The overall effect of these conditionals is spurious triggers which do not cause any class change can exist within the models.

Similar to previous rounds, different Adversarial Training approaches were used:

  1. None (no adversarial training was utilized)

  2. Projected Gradient Descent (PGD)

  3. Fast is Better than Free (FBF):

      title={Fast is better than free: Revisiting adversarial training},
      author={Wong, Eric and Rice, Leslie and Kolter, J Zico},
      journal={arXiv preprint arXiv:2001.03994},

NLP models have discrete inputs, therefore one cannot compute a gradient with respect to the model input, to estimate the worst possible perturbation for a given set of model weights. Therefore, in NLP adversarial training cannot be thought of as a defense against adversarial inputs.

Adversarial training is performed by perturbing the embedding vector before it is used by downstream tasks. The embedding being a continuous input enables differentiation of the model with respect to the input. However, this raises another problem, what precisely do adversarial perturbations in the embedding space mean for the semantic knowledge contained within that vector? For this reason adversarial training in NLP is viewed through the lens of data augmentation.

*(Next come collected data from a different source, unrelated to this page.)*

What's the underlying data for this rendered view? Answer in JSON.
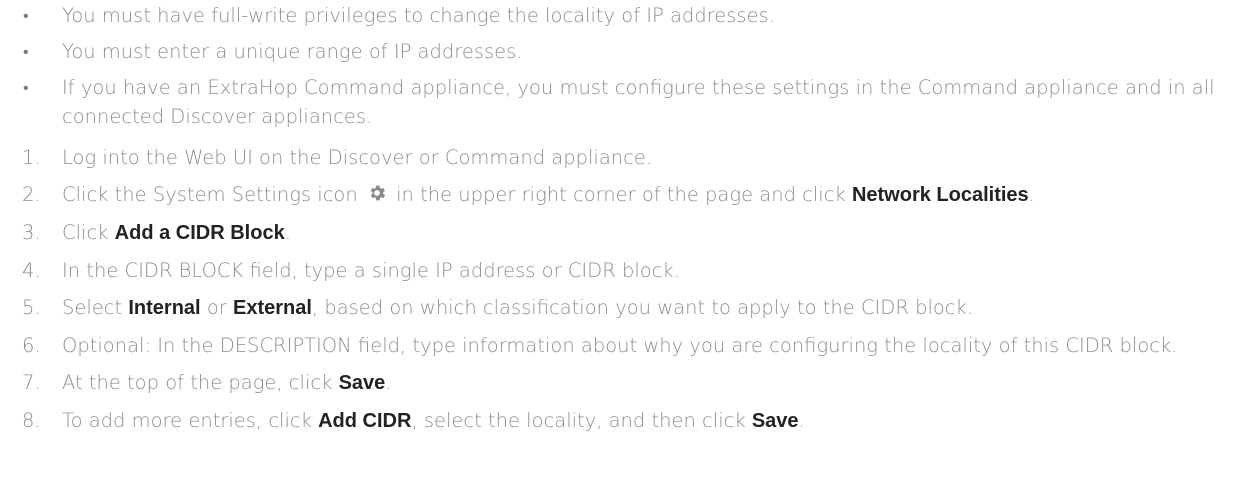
{
  "bullets": [
    "You must have full-write privileges to change the locality of IP addresses.",
    "You must enter a unique range of IP addresses.",
    "If you have an ExtraHop Command appliance, you must configure these settings in the Command appliance and in all connected Discover appliances."
  ],
  "steps": {
    "s1": {
      "num": "1.",
      "text": "Log into the Web UI on the Discover or Command appliance."
    },
    "s2": {
      "num": "2.",
      "pre": "Click the System Settings icon",
      "mid": "in the upper right corner of the page and click",
      "bold": "Network Localities",
      "post": "."
    },
    "s3": {
      "num": "3.",
      "pre": "Click",
      "bold": "Add a CIDR Block",
      "post": "."
    },
    "s4": {
      "num": "4.",
      "text": "In the CIDR BLOCK field, type a single IP address or CIDR block."
    },
    "s5": {
      "num": "5.",
      "pre": "Select",
      "bold1": "Internal",
      "mid": "or",
      "bold2": "External",
      "post": ", based on which classification you want to apply to the CIDR block."
    },
    "s6": {
      "num": "6.",
      "text": "Optional: In the DESCRIPTION field, type information about why you are configuring the locality of this CIDR block."
    },
    "s7": {
      "num": "7.",
      "pre": "At the top of the page, click",
      "bold": "Save",
      "post": "."
    },
    "s8": {
      "num": "8.",
      "pre": "To add more entries, click",
      "bold1": "Add CIDR",
      "mid": ", select the locality, and then click",
      "bold2": "Save",
      "post": "."
    }
  },
  "icons": {
    "settings": "gear-icon"
  },
  "colors": {
    "body_text": "#8c8c8c",
    "bold_text": "#222222",
    "icon": "#8a8a8a"
  }
}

For Round 5 there are three options for adversarial training: {None, PGD, FBF}. Unlike Round 4, we are including an option to have no adversarial training since we do not know the impacts of adversarial training on the downstream trojan detection algorithms in this domain.

Within PGD there are 3 parameters:
  • ratio = {0.1, 0.3}

  • eps = {0.01, 0.02, 0.05}

  • iterations = {1, 3, 7}

Within FPF there are 2 parameters:
  • ratio = {0.1, 0.3}

  • eps = {0.01, 0.02, 0.05}

During adversarial training the input sentence is converted into tokens, and then passed through the embedding network to produce the embedding vector. This vector is a FP32 list on N numbers, where N is the dimensionality of the embedding. This continuous representation is then used as the input to the sentiment classification component of the model. Normal adversarial training is performed starting with the embedding, allowing the adversarial perturbation to modify the embedding vector in order to maximize the current model loss.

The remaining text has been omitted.